Generating Illustrations for Children Books Using Generative Adversarial Networks
Özet
This thesis presents a very first method to create children illustration book images. Our method takes edge maps or sketches as input and generates images and/or videos stylized by the selected illustrator. To achieve this, we developed three novel models; an image colorization, an image stylization and a video translation model. Our proposed sketch to image translation model integrates an adversarial segmentation loss to baseline methods which improves the FID and mIoU scores greatly. We show that although the current state-of-the-art image-to-image translation models successfully transfer either the style or the content, they fail to transfer both at the same time. We propose a new generator network to address this issue and show that the resulting network strikes a better balance between style and content.

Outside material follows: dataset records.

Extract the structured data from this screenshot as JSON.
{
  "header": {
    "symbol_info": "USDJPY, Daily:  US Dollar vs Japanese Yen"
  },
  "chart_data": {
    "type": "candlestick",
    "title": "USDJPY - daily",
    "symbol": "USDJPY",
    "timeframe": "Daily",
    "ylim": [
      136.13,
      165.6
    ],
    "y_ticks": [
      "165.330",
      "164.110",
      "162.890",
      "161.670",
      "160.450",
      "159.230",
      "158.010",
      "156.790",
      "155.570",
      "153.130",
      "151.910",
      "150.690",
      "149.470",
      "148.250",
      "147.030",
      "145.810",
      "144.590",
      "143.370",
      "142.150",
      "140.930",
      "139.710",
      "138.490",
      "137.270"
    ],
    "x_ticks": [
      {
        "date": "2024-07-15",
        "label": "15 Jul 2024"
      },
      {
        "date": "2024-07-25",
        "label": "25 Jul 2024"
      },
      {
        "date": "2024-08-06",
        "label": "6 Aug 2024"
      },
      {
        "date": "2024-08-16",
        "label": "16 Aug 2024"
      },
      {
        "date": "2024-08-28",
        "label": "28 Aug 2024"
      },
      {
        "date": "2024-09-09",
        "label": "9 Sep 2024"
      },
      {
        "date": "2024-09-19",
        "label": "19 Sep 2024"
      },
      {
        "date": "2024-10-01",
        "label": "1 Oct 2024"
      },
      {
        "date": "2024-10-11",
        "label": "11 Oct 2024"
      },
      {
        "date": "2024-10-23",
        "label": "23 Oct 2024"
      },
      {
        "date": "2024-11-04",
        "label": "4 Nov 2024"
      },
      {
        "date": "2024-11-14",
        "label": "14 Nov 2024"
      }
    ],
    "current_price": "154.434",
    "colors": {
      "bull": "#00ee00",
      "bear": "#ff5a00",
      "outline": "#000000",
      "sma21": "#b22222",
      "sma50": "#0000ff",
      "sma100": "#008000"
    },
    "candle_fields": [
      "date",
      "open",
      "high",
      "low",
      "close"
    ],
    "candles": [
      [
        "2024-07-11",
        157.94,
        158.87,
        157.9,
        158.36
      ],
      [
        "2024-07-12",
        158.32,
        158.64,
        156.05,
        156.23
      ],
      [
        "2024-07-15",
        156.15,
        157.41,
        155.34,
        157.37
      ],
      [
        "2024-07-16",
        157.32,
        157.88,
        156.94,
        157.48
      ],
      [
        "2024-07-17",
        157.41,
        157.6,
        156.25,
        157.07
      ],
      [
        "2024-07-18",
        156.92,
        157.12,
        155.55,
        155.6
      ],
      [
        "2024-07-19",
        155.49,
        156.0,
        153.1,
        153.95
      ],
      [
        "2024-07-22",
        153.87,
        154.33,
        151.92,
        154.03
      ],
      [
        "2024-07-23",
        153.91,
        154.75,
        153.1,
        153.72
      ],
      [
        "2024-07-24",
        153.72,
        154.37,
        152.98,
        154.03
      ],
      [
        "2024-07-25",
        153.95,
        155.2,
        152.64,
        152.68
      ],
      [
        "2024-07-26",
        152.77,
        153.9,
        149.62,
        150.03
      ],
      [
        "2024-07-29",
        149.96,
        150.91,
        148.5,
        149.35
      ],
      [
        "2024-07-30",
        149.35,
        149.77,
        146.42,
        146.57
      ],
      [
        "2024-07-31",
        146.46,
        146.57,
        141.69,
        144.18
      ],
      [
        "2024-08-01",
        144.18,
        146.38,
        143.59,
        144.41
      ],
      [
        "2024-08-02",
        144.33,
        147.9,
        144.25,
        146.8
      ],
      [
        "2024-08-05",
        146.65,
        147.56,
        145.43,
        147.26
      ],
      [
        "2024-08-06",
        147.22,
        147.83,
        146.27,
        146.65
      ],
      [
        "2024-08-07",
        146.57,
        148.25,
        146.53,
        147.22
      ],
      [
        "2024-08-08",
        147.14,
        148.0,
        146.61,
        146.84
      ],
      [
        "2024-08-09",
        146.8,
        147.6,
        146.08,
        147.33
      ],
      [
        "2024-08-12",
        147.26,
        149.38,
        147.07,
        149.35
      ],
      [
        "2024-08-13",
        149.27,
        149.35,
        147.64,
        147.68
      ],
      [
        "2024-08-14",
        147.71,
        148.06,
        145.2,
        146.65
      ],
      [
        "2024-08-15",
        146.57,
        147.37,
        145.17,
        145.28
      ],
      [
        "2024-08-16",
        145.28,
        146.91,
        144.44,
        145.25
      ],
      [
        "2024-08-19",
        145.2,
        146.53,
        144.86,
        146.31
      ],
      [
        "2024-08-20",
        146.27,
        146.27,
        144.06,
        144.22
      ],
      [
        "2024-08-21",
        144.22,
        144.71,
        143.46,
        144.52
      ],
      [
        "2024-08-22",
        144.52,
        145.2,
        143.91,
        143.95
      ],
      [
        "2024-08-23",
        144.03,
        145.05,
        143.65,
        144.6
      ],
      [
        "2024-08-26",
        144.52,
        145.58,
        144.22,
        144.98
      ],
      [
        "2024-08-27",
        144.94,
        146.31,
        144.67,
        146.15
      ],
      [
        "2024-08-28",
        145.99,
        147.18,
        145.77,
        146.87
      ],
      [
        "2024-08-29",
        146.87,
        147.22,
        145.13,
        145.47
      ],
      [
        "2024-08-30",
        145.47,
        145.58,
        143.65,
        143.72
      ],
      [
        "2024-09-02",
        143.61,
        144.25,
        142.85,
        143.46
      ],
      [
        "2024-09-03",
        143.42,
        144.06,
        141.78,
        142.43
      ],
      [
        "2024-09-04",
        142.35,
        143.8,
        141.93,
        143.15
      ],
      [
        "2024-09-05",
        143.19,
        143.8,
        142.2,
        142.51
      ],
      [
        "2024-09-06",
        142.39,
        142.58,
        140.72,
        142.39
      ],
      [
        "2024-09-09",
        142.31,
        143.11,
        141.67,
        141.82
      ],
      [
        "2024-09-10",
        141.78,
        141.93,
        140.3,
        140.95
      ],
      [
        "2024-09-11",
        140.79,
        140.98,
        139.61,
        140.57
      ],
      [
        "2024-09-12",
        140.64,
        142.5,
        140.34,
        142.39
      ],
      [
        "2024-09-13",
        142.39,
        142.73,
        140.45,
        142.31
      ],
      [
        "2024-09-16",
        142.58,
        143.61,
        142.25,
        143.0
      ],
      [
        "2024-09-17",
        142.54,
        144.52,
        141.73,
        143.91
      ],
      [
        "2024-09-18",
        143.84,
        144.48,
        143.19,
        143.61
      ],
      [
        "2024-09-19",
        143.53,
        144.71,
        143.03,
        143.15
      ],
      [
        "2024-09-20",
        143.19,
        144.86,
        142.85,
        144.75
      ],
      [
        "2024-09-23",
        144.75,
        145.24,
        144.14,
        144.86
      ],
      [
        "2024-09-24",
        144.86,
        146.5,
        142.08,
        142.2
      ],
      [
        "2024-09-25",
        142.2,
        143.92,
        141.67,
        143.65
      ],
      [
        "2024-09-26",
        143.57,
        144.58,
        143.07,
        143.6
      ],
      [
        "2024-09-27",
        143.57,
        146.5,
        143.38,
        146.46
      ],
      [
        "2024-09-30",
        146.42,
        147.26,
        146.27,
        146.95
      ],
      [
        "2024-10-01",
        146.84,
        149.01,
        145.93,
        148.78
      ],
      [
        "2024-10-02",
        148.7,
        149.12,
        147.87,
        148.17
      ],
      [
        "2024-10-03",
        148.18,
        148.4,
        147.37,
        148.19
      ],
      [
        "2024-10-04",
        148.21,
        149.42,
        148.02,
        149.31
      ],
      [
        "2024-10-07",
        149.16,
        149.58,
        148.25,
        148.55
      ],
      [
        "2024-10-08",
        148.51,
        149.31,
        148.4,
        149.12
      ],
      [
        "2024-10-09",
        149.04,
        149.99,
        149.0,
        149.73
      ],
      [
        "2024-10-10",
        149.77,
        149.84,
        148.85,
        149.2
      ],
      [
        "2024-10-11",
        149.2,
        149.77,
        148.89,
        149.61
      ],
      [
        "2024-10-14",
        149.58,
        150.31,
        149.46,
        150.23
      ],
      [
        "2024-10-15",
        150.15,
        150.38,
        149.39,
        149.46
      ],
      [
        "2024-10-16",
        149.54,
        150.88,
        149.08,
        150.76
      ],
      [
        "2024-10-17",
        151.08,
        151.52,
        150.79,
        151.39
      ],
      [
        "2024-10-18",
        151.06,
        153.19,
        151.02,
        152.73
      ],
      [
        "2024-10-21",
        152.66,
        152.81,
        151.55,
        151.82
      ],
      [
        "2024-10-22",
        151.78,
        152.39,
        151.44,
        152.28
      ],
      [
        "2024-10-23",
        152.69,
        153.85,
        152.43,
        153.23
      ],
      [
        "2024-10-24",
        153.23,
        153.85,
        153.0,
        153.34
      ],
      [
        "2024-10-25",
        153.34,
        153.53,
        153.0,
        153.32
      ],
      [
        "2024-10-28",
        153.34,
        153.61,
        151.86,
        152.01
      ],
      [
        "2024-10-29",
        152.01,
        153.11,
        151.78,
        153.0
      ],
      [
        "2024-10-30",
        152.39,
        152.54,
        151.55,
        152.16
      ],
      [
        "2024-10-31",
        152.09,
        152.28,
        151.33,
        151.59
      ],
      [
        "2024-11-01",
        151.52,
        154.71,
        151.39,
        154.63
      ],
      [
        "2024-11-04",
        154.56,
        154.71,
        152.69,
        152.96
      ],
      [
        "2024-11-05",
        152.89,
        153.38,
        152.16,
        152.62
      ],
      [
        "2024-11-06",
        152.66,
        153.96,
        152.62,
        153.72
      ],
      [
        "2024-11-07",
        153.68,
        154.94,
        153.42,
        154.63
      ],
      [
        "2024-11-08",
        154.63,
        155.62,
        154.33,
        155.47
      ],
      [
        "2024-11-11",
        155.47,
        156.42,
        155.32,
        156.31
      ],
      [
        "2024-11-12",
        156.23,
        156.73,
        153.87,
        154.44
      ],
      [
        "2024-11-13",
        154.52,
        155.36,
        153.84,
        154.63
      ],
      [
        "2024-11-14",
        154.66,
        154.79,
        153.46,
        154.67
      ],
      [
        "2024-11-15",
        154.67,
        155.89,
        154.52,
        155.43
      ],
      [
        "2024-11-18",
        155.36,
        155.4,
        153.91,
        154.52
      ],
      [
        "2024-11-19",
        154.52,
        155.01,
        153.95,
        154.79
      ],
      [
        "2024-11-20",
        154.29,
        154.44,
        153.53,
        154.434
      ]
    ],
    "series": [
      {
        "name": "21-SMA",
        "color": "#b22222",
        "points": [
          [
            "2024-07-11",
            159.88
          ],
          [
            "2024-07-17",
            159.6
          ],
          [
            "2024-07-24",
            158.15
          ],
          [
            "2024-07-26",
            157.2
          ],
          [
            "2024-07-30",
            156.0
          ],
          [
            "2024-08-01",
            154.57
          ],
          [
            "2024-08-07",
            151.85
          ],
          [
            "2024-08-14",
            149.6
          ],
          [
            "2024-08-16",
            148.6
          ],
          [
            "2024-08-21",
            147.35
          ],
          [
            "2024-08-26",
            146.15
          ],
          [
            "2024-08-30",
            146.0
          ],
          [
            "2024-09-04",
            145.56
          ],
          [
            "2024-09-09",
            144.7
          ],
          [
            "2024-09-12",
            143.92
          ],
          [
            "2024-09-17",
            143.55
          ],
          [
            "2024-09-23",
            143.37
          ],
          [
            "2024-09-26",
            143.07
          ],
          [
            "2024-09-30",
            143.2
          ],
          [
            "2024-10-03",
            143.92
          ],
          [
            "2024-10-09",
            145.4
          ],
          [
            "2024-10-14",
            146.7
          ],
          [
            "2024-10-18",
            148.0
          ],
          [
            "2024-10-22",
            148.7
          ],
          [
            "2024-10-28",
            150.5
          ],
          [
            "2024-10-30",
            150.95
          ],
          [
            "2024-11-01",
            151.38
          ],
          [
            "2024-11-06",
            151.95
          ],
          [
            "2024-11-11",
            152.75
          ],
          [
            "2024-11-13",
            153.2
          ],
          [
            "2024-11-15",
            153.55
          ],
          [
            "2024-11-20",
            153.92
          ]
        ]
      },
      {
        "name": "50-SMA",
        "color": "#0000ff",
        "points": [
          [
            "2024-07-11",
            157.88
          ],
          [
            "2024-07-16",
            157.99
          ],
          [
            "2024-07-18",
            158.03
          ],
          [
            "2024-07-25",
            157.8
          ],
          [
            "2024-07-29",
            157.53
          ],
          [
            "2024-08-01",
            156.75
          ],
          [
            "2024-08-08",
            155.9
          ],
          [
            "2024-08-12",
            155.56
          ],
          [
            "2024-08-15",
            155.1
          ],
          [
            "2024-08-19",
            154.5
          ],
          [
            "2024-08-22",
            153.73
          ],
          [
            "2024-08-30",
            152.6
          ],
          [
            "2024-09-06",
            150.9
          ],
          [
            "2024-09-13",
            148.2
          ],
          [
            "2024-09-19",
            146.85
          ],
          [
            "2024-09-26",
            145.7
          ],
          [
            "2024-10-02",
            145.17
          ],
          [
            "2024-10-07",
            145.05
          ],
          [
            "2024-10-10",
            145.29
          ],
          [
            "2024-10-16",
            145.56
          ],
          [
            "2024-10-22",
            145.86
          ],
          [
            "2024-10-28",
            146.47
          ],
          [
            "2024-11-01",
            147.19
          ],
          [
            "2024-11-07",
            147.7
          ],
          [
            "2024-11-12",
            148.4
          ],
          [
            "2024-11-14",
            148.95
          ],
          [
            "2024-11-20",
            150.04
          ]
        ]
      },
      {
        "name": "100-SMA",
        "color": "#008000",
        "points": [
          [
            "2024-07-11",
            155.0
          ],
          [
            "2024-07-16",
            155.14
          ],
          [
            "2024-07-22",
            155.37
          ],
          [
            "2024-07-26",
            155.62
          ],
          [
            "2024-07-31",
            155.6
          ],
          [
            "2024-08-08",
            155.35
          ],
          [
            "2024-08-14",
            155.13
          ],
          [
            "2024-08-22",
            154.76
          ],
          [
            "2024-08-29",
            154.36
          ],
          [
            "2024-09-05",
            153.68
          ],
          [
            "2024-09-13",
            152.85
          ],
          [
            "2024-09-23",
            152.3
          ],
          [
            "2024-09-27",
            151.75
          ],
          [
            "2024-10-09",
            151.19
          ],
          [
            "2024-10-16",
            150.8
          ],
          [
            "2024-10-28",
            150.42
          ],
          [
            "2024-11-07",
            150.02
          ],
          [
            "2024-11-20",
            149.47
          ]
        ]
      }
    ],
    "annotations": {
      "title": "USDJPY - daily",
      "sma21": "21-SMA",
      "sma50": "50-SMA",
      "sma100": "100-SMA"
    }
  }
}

Current video-to-video translation methods build on an image-to-image translation model, and integrate additional networks such as optical flow, or temporal predictors to capture temporal relations. These additional networks complicate and slow down the model training and inference. We propose a new method for ensuring temporal coherency in video-to-video style transfer. We propose a new generator network with feature warping layers to overcome the limitations of the previous methods.
Even though, current state-of-the-art image stylization models could generate highly artistic images, quantitative evaluation of them is still an open problem. We propose a new evaluation framework which considers both content and style transfer aspect of an image stylization model.
To train these three models, we collected a unique illustration dataset. Our dataset contains more than 10,000 illustrations from 26 different illustrators. It also contains object level bounding box annotations. In its current form it is the first large scale illustration image dataset. We conduct in depth analysis to show that the dataset is challenging.